= Pierre Roullier =

French flautist and conductor

Pierre Roullier (born 16 February 1954 in Rabat), is a French flautist and conductor.

== Biography ==
Roullier first studied mathematics and philosophy. He obtained the first prize for flute unanimously at the Conservatoire de Paris, in Jean-Pierre Rampal's class. He was also first prize in chamber music, and took advanced courses in this discipline.

He was laureate of the International competition of Munich, Gaudeamus competition (Amsterdam) for contemporary classical music, and that of Martigny.

He was soloist flautist of the Orchestre de chambre de Paris from 1979 to 1988.

Since 1988, he has been leading a conductor's activity where he covers a broad repertoire ranging from operetta to contemporary creation in places as diverse as the Opéra-Comique, the Wiener Festwochen (Austria), Radio France, the Festival d’Avignon, the Kunsthalle Bremen.
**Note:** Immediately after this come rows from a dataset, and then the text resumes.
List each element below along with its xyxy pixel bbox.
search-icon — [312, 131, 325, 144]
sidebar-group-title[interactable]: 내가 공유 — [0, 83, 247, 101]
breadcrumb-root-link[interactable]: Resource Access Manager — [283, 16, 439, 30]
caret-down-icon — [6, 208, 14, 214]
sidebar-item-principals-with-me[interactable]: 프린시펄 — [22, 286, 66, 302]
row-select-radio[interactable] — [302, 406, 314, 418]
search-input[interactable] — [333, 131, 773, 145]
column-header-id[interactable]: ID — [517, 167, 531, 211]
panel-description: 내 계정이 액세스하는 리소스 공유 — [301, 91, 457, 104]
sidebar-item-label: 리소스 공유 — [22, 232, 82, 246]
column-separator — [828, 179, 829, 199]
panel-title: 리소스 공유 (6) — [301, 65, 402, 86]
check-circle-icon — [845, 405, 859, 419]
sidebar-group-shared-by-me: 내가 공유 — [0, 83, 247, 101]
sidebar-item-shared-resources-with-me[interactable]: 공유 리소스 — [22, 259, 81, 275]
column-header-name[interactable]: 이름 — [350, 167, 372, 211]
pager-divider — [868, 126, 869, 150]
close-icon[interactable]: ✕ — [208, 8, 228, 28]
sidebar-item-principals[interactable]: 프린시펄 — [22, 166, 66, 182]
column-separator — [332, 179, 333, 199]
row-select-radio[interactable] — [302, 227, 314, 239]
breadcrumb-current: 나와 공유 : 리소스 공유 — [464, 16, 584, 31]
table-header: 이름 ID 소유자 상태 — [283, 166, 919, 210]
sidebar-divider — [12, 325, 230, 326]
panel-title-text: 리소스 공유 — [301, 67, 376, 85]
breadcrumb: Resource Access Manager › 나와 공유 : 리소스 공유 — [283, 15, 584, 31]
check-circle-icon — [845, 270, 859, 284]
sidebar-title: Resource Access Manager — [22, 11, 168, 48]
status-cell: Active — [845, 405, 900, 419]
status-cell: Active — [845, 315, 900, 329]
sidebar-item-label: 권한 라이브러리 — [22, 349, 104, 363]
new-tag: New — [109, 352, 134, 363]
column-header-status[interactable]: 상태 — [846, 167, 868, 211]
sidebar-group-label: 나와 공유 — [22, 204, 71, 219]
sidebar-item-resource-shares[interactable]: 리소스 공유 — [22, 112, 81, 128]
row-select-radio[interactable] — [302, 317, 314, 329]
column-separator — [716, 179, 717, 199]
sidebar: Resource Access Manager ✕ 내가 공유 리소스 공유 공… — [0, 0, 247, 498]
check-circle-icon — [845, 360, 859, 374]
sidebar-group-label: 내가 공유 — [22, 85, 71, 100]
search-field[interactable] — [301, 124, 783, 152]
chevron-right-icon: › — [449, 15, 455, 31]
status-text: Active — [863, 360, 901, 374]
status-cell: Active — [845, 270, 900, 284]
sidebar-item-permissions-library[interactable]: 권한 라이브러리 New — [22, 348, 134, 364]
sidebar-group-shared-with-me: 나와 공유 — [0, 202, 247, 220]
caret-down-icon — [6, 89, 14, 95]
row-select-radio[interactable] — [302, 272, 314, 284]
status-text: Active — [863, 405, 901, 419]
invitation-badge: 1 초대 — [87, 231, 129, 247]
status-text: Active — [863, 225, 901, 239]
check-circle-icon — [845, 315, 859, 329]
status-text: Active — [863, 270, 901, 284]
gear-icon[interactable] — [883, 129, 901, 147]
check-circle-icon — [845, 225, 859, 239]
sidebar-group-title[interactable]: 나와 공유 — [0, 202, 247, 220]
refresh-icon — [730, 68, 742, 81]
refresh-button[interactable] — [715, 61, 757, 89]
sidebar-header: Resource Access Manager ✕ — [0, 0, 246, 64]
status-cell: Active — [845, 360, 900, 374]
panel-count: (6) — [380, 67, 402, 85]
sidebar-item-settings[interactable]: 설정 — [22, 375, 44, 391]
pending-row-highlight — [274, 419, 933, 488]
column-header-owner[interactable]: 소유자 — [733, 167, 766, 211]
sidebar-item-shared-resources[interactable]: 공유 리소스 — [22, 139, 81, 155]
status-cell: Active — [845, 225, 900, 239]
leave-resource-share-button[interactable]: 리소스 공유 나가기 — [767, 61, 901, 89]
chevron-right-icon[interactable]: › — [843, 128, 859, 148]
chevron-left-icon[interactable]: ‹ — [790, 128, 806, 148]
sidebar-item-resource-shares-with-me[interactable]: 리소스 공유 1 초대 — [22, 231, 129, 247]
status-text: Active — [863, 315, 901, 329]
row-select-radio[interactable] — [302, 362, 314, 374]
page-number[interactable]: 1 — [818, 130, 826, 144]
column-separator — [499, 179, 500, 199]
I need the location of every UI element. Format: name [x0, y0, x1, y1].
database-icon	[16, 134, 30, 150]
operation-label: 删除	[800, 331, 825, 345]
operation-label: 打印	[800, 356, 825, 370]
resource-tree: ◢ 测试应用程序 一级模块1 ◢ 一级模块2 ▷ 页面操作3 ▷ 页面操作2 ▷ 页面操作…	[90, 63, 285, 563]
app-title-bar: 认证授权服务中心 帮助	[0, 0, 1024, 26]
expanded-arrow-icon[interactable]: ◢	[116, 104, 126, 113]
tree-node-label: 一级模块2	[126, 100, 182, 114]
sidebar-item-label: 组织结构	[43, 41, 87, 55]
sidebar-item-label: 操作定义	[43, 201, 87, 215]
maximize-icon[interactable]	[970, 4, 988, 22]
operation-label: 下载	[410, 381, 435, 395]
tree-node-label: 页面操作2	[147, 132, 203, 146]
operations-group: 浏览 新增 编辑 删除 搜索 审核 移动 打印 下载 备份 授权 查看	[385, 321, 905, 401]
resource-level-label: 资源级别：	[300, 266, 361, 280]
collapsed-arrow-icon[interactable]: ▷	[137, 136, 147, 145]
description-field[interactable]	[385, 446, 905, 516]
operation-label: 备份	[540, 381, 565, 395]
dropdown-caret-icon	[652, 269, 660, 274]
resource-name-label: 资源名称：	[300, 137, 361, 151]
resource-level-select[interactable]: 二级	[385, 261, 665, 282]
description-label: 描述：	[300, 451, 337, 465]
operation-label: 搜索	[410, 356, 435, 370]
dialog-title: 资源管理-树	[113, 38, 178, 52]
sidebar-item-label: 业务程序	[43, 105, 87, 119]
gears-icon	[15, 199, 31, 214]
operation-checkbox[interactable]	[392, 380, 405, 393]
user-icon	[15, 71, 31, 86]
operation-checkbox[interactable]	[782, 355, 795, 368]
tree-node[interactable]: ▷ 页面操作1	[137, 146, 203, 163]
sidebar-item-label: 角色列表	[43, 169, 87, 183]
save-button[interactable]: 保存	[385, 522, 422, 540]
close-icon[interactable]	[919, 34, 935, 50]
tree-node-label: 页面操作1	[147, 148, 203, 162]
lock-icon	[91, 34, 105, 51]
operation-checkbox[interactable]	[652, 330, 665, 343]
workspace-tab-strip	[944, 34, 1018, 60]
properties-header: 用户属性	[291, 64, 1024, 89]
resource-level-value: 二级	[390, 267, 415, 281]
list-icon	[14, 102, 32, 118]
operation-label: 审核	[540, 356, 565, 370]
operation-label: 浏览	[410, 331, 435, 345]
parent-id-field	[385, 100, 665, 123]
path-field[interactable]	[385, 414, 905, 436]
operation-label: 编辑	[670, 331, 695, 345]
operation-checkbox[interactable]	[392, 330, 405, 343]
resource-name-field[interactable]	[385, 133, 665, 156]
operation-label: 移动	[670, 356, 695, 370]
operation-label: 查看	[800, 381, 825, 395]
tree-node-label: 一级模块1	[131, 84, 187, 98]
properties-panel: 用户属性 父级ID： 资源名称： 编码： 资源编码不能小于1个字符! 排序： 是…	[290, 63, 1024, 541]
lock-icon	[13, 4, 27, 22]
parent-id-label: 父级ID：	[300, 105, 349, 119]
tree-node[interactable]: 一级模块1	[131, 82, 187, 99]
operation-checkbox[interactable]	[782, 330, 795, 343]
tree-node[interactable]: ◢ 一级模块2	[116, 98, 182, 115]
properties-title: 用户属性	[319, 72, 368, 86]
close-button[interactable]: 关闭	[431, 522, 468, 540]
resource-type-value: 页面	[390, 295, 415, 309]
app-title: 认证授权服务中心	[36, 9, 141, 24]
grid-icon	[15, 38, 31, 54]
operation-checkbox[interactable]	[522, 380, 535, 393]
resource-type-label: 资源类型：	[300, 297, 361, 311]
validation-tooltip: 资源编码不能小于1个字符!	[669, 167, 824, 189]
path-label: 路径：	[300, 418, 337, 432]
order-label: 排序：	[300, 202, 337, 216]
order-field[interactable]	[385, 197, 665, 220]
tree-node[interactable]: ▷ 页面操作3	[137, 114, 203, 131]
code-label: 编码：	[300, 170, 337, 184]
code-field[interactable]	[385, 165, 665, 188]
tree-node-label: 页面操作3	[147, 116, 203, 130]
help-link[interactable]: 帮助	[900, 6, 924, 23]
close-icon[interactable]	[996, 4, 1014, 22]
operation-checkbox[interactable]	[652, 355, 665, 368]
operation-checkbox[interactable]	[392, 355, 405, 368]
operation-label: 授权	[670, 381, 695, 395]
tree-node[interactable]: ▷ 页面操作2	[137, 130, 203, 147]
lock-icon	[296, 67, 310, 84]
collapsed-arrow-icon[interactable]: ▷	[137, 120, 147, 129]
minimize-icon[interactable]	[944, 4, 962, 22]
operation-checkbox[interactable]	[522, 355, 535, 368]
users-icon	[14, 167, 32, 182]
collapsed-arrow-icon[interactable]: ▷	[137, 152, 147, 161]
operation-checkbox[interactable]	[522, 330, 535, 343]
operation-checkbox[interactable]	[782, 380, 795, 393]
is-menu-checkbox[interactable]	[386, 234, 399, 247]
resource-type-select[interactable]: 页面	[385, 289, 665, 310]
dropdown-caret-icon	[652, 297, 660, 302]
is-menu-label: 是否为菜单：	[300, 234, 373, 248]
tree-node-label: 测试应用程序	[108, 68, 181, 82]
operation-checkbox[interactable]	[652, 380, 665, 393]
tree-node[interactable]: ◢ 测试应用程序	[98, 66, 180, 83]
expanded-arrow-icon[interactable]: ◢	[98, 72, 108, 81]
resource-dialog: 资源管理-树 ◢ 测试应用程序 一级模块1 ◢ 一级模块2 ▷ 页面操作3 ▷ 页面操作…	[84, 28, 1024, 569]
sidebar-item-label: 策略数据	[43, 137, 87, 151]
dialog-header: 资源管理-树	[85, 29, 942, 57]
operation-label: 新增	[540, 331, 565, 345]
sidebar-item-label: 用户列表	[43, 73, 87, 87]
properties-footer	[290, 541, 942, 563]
Invited by the Opéra de Nice, the Sofia Philharmonic Orchestra and the Osaka Philharmonic Orchestra, he performed in the most important venues. He conducted the Orchestre national des Pays de la Loire, the Orchestre national d'Île-de-France and premiered Jean-Pierre Drouet's opera Vertiges at the Grand Théâtre de Bordeaux. He has performed at the Angers-Nantes Opéra and the Grand Théâtre de Tours. He premiered and recorded Paul Méfano's opera Micromégas at the Festival de Radio France and Montpellier, Régis Campo's opera Hatim le Généreux at the Opéra de Besançon and Bruno Mantovani's Cantata n° 1 based on poems by Rainer Maria Rilke at the Musica Festival of Strasbourg.

His recordings cover a vast repertoire ranging from Johann Sebastian Bach to Tôru Takemitsu, from Beethoven to Dusapin and Strasnoy. They have received critical acclaim and prestigious awards: Académie du disque français, Académie Charles-Cros, Académie du disque lyrique.